Humanising is to some extent unavoidable when talking about animals; we only have human language after all, and we’re always coming from a human perspective. Laurel Braitman, who has been studying animal mental illness, points out that “It’s not like you can take your human brain out of your head, and out it in a jar, and then use it to think about another animal thinking. We will always be one animal wondering about the emotional experience of another animal”[8]. But our aim should always be to go beyond humanising our nonhuman cousins by learning as much as we can about the unique ways animals think and act. Biologist George Schaller shows how we undermine our own learning when we refuse to attempt to engage with animals on their own level:
“You’re dealing with individual beings who have their own feelings, desires and fears. To understand them is very difficult and you cannot do it unless you try to have some emotional contact and intuition. Some scientists will say they are wholly objective, but I think that’s impossible. Laboratory scientists wasted years putting rats in mazes to show they were learning. They never got close enough to a rat to realise that they were not going by sight and learning, they were following the scent trails of previous rats. By overlooking this simple fact they wasted years of science”[9]
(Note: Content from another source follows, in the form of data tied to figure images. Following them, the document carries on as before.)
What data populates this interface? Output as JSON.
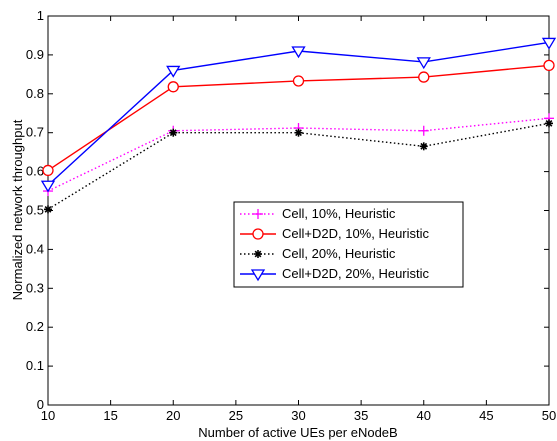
{
  "chart_data": {
    "type": "line",
    "title": "",
    "xlabel": "Number of active UEs per eNodeB",
    "ylabel": "Normalized network throughput",
    "xlim": [
      10,
      50
    ],
    "ylim": [
      0,
      1
    ],
    "xticks": [
      "10",
      "15",
      "20",
      "25",
      "30",
      "35",
      "40",
      "45",
      "50"
    ],
    "yticks": [
      "0",
      "0.1",
      "0.2",
      "0.3",
      "0.4",
      "0.5",
      "0.6",
      "0.7",
      "0.8",
      "0.9",
      "1"
    ],
    "grid": false,
    "legend_position": "center-right",
    "x": [
      10,
      20,
      30,
      40,
      50
    ],
    "series": [
      {
        "name": "Cell, 10%, Heuristic",
        "values": [
          0.55,
          0.705,
          0.712,
          0.705,
          0.737
        ],
        "color": "#ff00ff",
        "line_style": "dotted",
        "marker": "plus"
      },
      {
        "name": "Cell+D2D, 10%, Heuristic",
        "values": [
          0.603,
          0.818,
          0.833,
          0.843,
          0.873
        ],
        "color": "#ff0000",
        "line_style": "solid",
        "marker": "circle"
      },
      {
        "name": "Cell, 20%, Heuristic",
        "values": [
          0.503,
          0.7,
          0.7,
          0.665,
          0.724
        ],
        "color": "#000000",
        "line_style": "dotted",
        "marker": "asterisk"
      },
      {
        "name": "Cell+D2D, 20%, Heuristic",
        "values": [
          0.565,
          0.86,
          0.91,
          0.882,
          0.932
        ],
        "color": "#0000ff",
        "line_style": "solid",
        "marker": "triangle-down"
      }
    ]
  }
}
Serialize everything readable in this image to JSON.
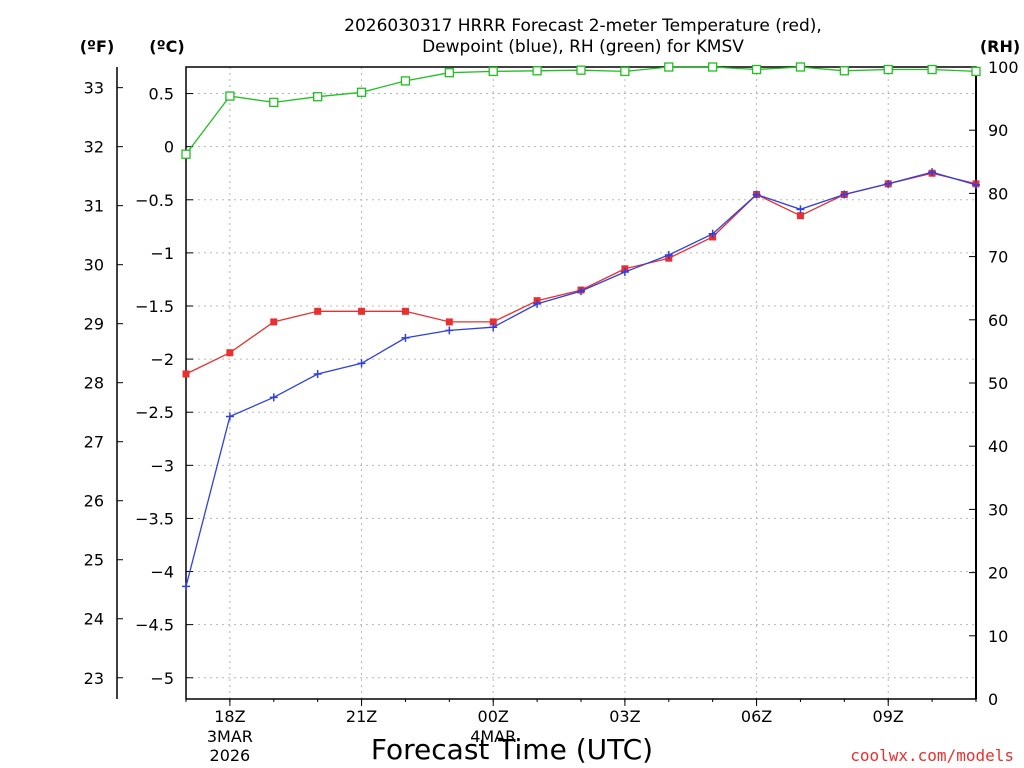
{
  "chart_data": {
    "type": "line",
    "title_line1": "2026030317 HRRR Forecast 2-meter Temperature (red),",
    "title_line2": "Dewpoint (blue), RH (green) for KMSV",
    "xlabel": "Forecast Time (UTC)",
    "credit": "coolwx.com/models",
    "units": {
      "f": "(ºF)",
      "c": "(ºC)",
      "rh": "(RH)"
    },
    "x_hours": [
      17,
      18,
      19,
      20,
      21,
      22,
      23,
      24,
      25,
      26,
      27,
      28,
      29,
      30,
      31,
      32,
      33,
      34,
      35
    ],
    "x_range": [
      17,
      35
    ],
    "y_celsius_range": [
      -5.2,
      0.75
    ],
    "y_rh_range": [
      0,
      100
    ],
    "x_ticks": [
      {
        "hour": 18,
        "label": "18Z",
        "date": "3MAR",
        "year": "2026"
      },
      {
        "hour": 21,
        "label": "21Z",
        "date": "",
        "year": ""
      },
      {
        "hour": 24,
        "label": "00Z",
        "date": "4MAR",
        "year": ""
      },
      {
        "hour": 27,
        "label": "03Z",
        "date": "",
        "year": ""
      },
      {
        "hour": 30,
        "label": "06Z",
        "date": "",
        "year": ""
      },
      {
        "hour": 33,
        "label": "09Z",
        "date": "",
        "year": ""
      }
    ],
    "y_celsius_ticks": [
      {
        "value": 0.5,
        "label": "0.5"
      },
      {
        "value": 0,
        "label": "0"
      },
      {
        "value": -0.5,
        "label": "−0.5"
      },
      {
        "value": -1,
        "label": "−1"
      },
      {
        "value": -1.5,
        "label": "−1.5"
      },
      {
        "value": -2,
        "label": "−2"
      },
      {
        "value": -2.5,
        "label": "−2.5"
      },
      {
        "value": -3,
        "label": "−3"
      },
      {
        "value": -3.5,
        "label": "−3.5"
      },
      {
        "value": -4,
        "label": "−4"
      },
      {
        "value": -4.5,
        "label": "−4.5"
      },
      {
        "value": -5,
        "label": "−5"
      }
    ],
    "y_fahrenheit_ticks": [
      {
        "value": 33,
        "label": "33"
      },
      {
        "value": 32,
        "label": "32"
      },
      {
        "value": 31,
        "label": "31"
      },
      {
        "value": 30,
        "label": "30"
      },
      {
        "value": 29,
        "label": "29"
      },
      {
        "value": 28,
        "label": "28"
      },
      {
        "value": 27,
        "label": "27"
      },
      {
        "value": 26,
        "label": "26"
      },
      {
        "value": 25,
        "label": "25"
      },
      {
        "value": 24,
        "label": "24"
      },
      {
        "value": 23,
        "label": "23"
      }
    ],
    "y_rh_ticks": [
      {
        "value": 100,
        "label": "100"
      },
      {
        "value": 90,
        "label": "90"
      },
      {
        "value": 80,
        "label": "80"
      },
      {
        "value": 70,
        "label": "70"
      },
      {
        "value": 60,
        "label": "60"
      },
      {
        "value": 50,
        "label": "50"
      },
      {
        "value": 40,
        "label": "40"
      },
      {
        "value": 30,
        "label": "30"
      },
      {
        "value": 20,
        "label": "20"
      },
      {
        "value": 10,
        "label": "10"
      },
      {
        "value": 0,
        "label": "0"
      }
    ],
    "series": [
      {
        "name": "Temperature",
        "axis": "celsius",
        "color": "#e83030",
        "marker": "filled-square",
        "values": [
          -2.14,
          -1.94,
          -1.65,
          -1.55,
          -1.55,
          -1.55,
          -1.65,
          -1.65,
          -1.45,
          -1.35,
          -1.15,
          -1.05,
          -0.85,
          -0.45,
          -0.65,
          -0.45,
          -0.35,
          -0.25,
          -0.35
        ]
      },
      {
        "name": "Dewpoint",
        "axis": "celsius",
        "color": "#3040e0",
        "marker": "plus",
        "values": [
          -4.14,
          -2.54,
          -2.36,
          -2.14,
          -2.04,
          -1.8,
          -1.73,
          -1.7,
          -1.48,
          -1.36,
          -1.18,
          -1.02,
          -0.82,
          -0.45,
          -0.59,
          -0.45,
          -0.35,
          -0.24,
          -0.36
        ]
      },
      {
        "name": "RH",
        "axis": "rh",
        "color": "#20c020",
        "marker": "open-square",
        "values": [
          86.2,
          95.4,
          94.4,
          95.3,
          96.0,
          97.8,
          99.1,
          99.3,
          99.4,
          99.5,
          99.3,
          100.0,
          100.0,
          99.6,
          100.0,
          99.4,
          99.6,
          99.6,
          99.3
        ]
      }
    ]
  }
}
The Dalai Lama famously stated that “Perhaps the most important point is to ensure that science never becomes divorced from the basic human feeling of empathy with our fellow beings”. Obviously empathy is important (and it might have helped those sick raccoons) but it can also be limiting, shutting off those sensations and needs that animals do not share with us. Instead we must stay vigilant in remembering that animals have their own agenda outside of our human concerns and that agenda must be respected. As Paul Waldau put it so succinctly at the Vienna Summit on Animal Welfare this year: “The aim is towards respectful engagement with animals on their terms.”[10] Animals are not failed or substandard humans; they are their own selves and this does not make them better or worse than us. Certainly in Switlyk’s victorious photograph, the question of which individual is the ‘substandard’ moral entity is up for debate.
[1] Shivik, J. (2017). Mousy Cats and Sheepish Coyotes: The Science of Animal Personalities, Beacon Press: 9.
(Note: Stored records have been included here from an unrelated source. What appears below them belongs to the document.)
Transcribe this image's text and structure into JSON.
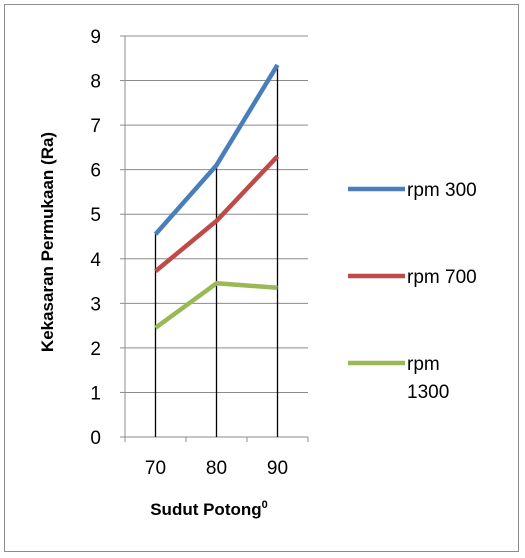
{
  "chart_data": {
    "type": "line",
    "title": "",
    "xlabel": "Sudut Potong",
    "xlabel_superscript": "0",
    "ylabel": "Kekasaran Permukaan (Ra)",
    "categories": [
      "70",
      "80",
      "90"
    ],
    "ylim": [
      0,
      9
    ],
    "yticks": [
      "0",
      "1",
      "2",
      "3",
      "4",
      "5",
      "6",
      "7",
      "8",
      "9"
    ],
    "grid": true,
    "drop_lines": true,
    "legend_position": "right",
    "series": [
      {
        "name": "rpm 300",
        "legend_lines": [
          "rpm 300"
        ],
        "color": "#4a7ebb",
        "values": [
          4.55,
          6.1,
          8.35
        ]
      },
      {
        "name": "rpm 700",
        "legend_lines": [
          "rpm 700"
        ],
        "color": "#be4b48",
        "values": [
          3.72,
          4.85,
          6.3
        ]
      },
      {
        "name": "rpm 1300",
        "legend_lines": [
          "rpm",
          "1300"
        ],
        "color": "#98b954",
        "values": [
          2.45,
          3.45,
          3.35
        ]
      }
    ]
  }
}
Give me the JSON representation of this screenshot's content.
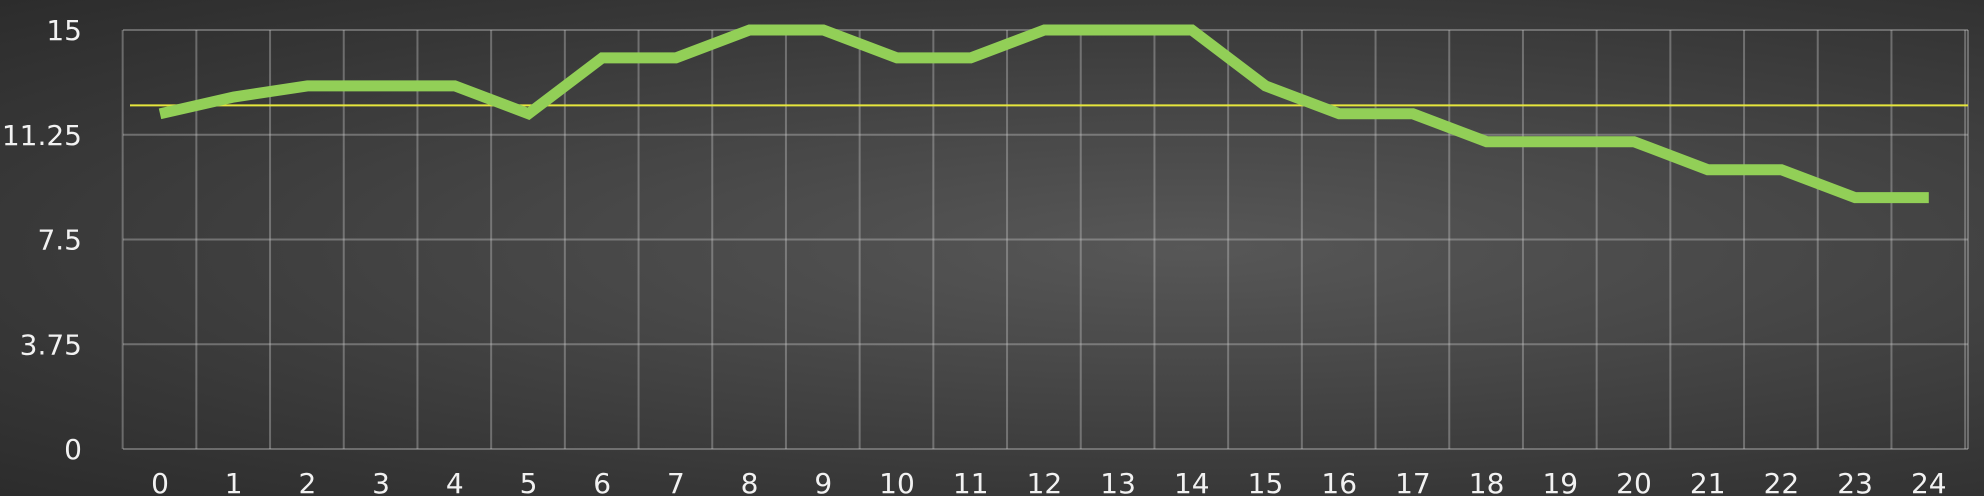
{
  "chart_data": {
    "type": "line",
    "x": [
      0,
      1,
      2,
      3,
      4,
      5,
      6,
      7,
      8,
      9,
      10,
      11,
      12,
      13,
      14,
      15,
      16,
      17,
      18,
      19,
      20,
      21,
      22,
      23,
      24
    ],
    "series": [
      {
        "values": [
          12,
          12.6,
          13,
          13,
          13,
          12,
          14,
          14,
          15,
          15,
          14,
          14,
          15,
          15,
          15,
          13,
          12,
          12,
          11,
          11,
          11,
          10,
          10,
          9,
          9
        ],
        "color": "#92cf57"
      }
    ],
    "reference_line": {
      "value": 12.3,
      "color": "#e6e63c"
    },
    "x_ticks": [
      "0",
      "1",
      "2",
      "3",
      "4",
      "5",
      "6",
      "7",
      "8",
      "9",
      "10",
      "11",
      "12",
      "13",
      "14",
      "15",
      "16",
      "17",
      "18",
      "19",
      "20",
      "21",
      "22",
      "23",
      "24"
    ],
    "y_ticks": [
      "0",
      "3.75",
      "7.5",
      "11.25",
      "15"
    ],
    "ylim": [
      0,
      15
    ],
    "grid": true,
    "title": "",
    "xlabel": "",
    "ylabel": ""
  }
}
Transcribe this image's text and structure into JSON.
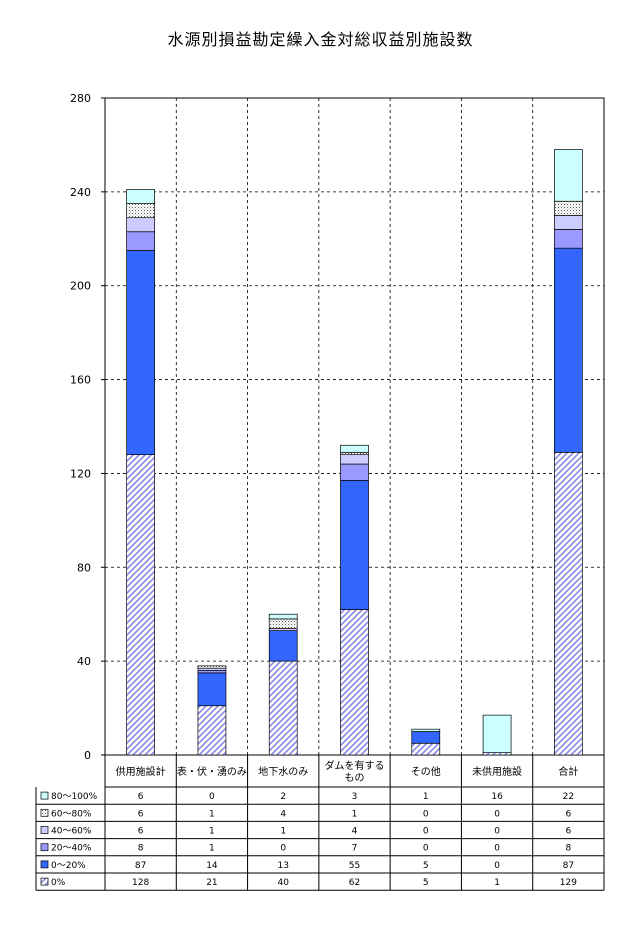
{
  "chart_data": {
    "type": "bar",
    "stacked": true,
    "title": "水源別損益勘定繰入金対総収益別施設数",
    "categories": [
      "供用施設計",
      "表・伏・湧のみ",
      "地下水のみ",
      "ダムを有するもの",
      "その他",
      "未供用施設",
      "合計"
    ],
    "category_lines": [
      [
        "供用施設計"
      ],
      [
        "表・伏・湧のみ"
      ],
      [
        "地下水のみ"
      ],
      [
        "ダムを有する",
        "もの"
      ],
      [
        "その他"
      ],
      [
        "未供用施設"
      ],
      [
        "合計"
      ]
    ],
    "ylim": [
      0,
      280
    ],
    "yticks": [
      0,
      40,
      80,
      120,
      160,
      200,
      240,
      280
    ],
    "grid": true,
    "series": [
      {
        "name": "0%",
        "values": [
          128,
          21,
          40,
          62,
          5,
          1,
          129
        ],
        "fill": "hatch",
        "color": "#9999ee"
      },
      {
        "name": "0～20%",
        "values": [
          87,
          14,
          13,
          55,
          5,
          0,
          87
        ],
        "color": "#3366ff"
      },
      {
        "name": "20～40%",
        "values": [
          8,
          1,
          0,
          7,
          0,
          0,
          8
        ],
        "color": "#9999ff"
      },
      {
        "name": "40～60%",
        "values": [
          6,
          1,
          1,
          4,
          0,
          0,
          6
        ],
        "color": "#ccccff"
      },
      {
        "name": "60～80%",
        "values": [
          6,
          1,
          4,
          1,
          0,
          0,
          6
        ],
        "fill": "dots",
        "color": "#aaaaaa"
      },
      {
        "name": "80～100%",
        "values": [
          6,
          0,
          2,
          3,
          1,
          16,
          22
        ],
        "color": "#ccffff"
      }
    ]
  }
}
[2] Karlsson, F. (2012). Critical anthropomorphism and animal ethics. Journal of Agricultural & Environmental Ethics, 25, 707-720.
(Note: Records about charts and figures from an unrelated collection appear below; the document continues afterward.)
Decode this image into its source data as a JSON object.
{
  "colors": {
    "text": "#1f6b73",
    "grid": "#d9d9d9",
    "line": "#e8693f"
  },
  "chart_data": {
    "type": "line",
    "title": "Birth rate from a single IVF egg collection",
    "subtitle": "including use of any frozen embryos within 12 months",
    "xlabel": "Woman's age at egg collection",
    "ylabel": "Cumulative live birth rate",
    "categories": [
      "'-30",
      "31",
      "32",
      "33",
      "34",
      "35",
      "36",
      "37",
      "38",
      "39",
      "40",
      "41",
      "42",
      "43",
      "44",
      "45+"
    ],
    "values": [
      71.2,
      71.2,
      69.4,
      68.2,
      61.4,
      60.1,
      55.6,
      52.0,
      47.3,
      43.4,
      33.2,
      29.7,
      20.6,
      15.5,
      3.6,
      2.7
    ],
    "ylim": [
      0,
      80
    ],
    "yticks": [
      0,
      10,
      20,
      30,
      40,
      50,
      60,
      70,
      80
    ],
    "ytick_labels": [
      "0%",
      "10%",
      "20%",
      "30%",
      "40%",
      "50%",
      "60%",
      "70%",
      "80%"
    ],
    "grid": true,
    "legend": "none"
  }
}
[3] Rollin, B. (2014). The “unwanted horse”— a modest proposal. The Canadian Veterinary Journal, 55, 1234.
[4] Kerr, M. (2018). Can storytelling save wildlife? National Geographic [Online]. Available from: https://blog.nationalgeographic.org/2018/04/04/can-storytelling-save-wildlife/
[5] Karlsson, F. (2012). As above.
[6] Cooke, L. (2018). The un-cuddly truth about pandas. The Wall Street Journal.
[7] Balcombe, J. (2009). Animal pleasure and its moral significance. Applied Animal Behaviour Science, 118, 208-216.
[8] Braitman, L. (2014). Depressed dogs, cats with OCD: what animal madness means for us humans. TED Talk [Online]. Available from: https://www.ted.com/talks/laurel_braitman_depressed_dogs_cats_with_ocd_what_animal_madness_means_for_us_humans
[9] Schaller, G. (2007). Feral and free. In: Bond, M. (ed.) New Scientist.
[10] Waldau, P. (2018) Humans and other animals – an essential connection? Making the case for a holistic approach.  International Animal Welfare Summit IAWS 2018, April 24, Vienna, Austria.